The rouble turned volatile as investors made sense of a tweak by the Trump administration to part of the US sanctions on Russia.
The currency moved 1.7 per cent higher, trading at an 18-month high of RUB58.547, before quickly giving up most of that rise and falling back below the RUB59 level as investors parsed the decision.
The changes in the sanctions appeared to re-authorised certain technology exports to Russia’s Federal Security Service. White House press secretary Sean Spicer said that the order from the Treasury department was “not easing sanctions”, throwing some cold water on the earlier bullishness.
Expectation of sanctions easing has contributed to a strong rouble rally this year. It is 4.5 per cent higher, also helped by a stronger oil price and a more stable economy, and its high interest rates which make it an attractive carry trade opportunity. Its central bank meets on Friday when it is likely to keep rates on hold.
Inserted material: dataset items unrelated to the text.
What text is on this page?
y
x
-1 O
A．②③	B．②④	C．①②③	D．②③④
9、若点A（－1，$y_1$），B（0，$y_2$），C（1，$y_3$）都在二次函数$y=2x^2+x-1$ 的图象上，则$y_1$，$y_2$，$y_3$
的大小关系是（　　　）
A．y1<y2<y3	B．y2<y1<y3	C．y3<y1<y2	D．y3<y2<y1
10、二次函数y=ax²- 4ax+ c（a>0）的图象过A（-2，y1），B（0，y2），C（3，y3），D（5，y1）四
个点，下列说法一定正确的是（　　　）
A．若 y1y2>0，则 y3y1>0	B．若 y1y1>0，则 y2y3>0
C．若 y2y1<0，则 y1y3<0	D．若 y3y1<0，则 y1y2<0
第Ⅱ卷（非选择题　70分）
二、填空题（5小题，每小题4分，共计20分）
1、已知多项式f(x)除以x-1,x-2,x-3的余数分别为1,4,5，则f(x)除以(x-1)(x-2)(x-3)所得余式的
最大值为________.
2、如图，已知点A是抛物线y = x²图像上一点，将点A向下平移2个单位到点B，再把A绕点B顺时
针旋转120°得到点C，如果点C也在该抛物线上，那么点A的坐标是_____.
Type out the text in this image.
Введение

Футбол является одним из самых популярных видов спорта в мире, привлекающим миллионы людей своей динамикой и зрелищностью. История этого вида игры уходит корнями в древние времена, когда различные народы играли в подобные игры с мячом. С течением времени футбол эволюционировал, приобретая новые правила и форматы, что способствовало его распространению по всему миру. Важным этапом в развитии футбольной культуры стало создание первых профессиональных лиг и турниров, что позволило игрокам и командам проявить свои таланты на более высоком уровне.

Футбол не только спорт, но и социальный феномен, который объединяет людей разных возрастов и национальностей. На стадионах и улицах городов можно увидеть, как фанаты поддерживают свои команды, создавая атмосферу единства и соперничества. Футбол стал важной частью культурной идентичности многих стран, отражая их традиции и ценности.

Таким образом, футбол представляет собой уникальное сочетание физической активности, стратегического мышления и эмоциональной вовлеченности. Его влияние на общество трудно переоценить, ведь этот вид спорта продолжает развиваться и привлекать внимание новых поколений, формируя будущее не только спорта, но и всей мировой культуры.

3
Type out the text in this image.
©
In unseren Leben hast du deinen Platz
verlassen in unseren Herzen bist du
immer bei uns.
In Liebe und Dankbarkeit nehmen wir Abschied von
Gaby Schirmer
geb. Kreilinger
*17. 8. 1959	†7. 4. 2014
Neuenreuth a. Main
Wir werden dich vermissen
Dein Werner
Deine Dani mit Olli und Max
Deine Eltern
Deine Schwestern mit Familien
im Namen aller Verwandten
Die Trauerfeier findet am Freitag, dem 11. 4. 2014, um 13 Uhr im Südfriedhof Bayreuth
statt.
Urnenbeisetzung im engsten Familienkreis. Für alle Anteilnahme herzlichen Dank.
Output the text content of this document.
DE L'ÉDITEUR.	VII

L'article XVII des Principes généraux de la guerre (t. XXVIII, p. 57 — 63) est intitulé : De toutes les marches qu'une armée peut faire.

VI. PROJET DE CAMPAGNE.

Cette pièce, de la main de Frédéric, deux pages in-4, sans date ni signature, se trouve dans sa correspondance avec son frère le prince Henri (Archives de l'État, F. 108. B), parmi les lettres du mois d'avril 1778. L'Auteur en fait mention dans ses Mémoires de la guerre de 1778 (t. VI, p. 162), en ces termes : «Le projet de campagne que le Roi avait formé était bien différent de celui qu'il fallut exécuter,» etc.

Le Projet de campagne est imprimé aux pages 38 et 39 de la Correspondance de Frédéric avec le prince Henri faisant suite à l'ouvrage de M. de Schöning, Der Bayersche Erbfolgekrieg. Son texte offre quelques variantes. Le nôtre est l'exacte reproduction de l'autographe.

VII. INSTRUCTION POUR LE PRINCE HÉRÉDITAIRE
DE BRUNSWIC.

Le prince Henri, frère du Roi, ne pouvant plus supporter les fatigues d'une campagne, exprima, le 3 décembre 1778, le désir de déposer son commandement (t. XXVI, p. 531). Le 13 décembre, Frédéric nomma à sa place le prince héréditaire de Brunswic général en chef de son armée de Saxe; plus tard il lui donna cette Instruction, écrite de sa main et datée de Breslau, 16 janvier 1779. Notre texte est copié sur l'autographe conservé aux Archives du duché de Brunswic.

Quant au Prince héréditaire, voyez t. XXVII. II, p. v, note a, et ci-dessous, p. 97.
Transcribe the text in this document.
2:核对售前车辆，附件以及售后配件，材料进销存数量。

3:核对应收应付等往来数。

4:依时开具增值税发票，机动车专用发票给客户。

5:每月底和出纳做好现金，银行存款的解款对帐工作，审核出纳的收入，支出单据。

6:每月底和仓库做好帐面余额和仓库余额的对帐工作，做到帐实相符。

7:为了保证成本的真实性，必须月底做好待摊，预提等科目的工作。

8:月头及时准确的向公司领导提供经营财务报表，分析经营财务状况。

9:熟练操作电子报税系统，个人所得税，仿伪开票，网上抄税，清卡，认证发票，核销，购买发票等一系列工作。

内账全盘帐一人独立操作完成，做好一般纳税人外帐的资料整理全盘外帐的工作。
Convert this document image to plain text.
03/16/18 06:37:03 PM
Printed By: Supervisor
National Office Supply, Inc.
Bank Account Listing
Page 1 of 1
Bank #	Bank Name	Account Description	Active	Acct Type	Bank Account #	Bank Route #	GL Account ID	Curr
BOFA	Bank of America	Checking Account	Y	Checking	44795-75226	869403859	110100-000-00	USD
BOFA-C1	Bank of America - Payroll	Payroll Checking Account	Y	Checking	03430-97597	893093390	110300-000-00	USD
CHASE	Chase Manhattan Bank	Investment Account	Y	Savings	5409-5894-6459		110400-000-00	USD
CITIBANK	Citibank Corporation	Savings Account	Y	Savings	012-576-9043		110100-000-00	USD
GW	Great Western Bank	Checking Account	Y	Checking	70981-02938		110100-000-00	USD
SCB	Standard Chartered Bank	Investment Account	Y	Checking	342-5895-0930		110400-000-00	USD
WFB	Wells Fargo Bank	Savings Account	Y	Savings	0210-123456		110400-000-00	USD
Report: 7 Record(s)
But the rally dates back 12 months, since when the rouble has appreciated by around a third. If anything, the rouble’s strength is starting to make policymakers fret.
“High oil prices should continue to boost the economy, but it appears policymakers are growing concerned about the firm ruble,” said Win Thin of Brown Brothers Harriman.
“The central bank last cut rates 50 bp to 10 per cent in September but has been on hold since then. Governor Nabiullina may be tempted to cut rates when the bank meets this Friday, but we think it’s too soon. She and other senior bank officials have consistently sent a hawkish message and pledged to keep rates steady until most likely Q2.”
Russia was frozen out of international credit markets for two years as a result of western sanctions. Last May, the country’s return to markets was hampered by the lack of participation from international banks as underwriters and major global fund houses investing – in spite of Russia explicitly saying that none of the proceeds would go to entities subject to US or EU restrictions.
For investors, however, Russian bonds were one of the best performers of 2016 as the stronger rouble and prospect of rate cuts ramped up demand. Yields on Russia’s five year rouble-denominated bonds fell to a three year low in January.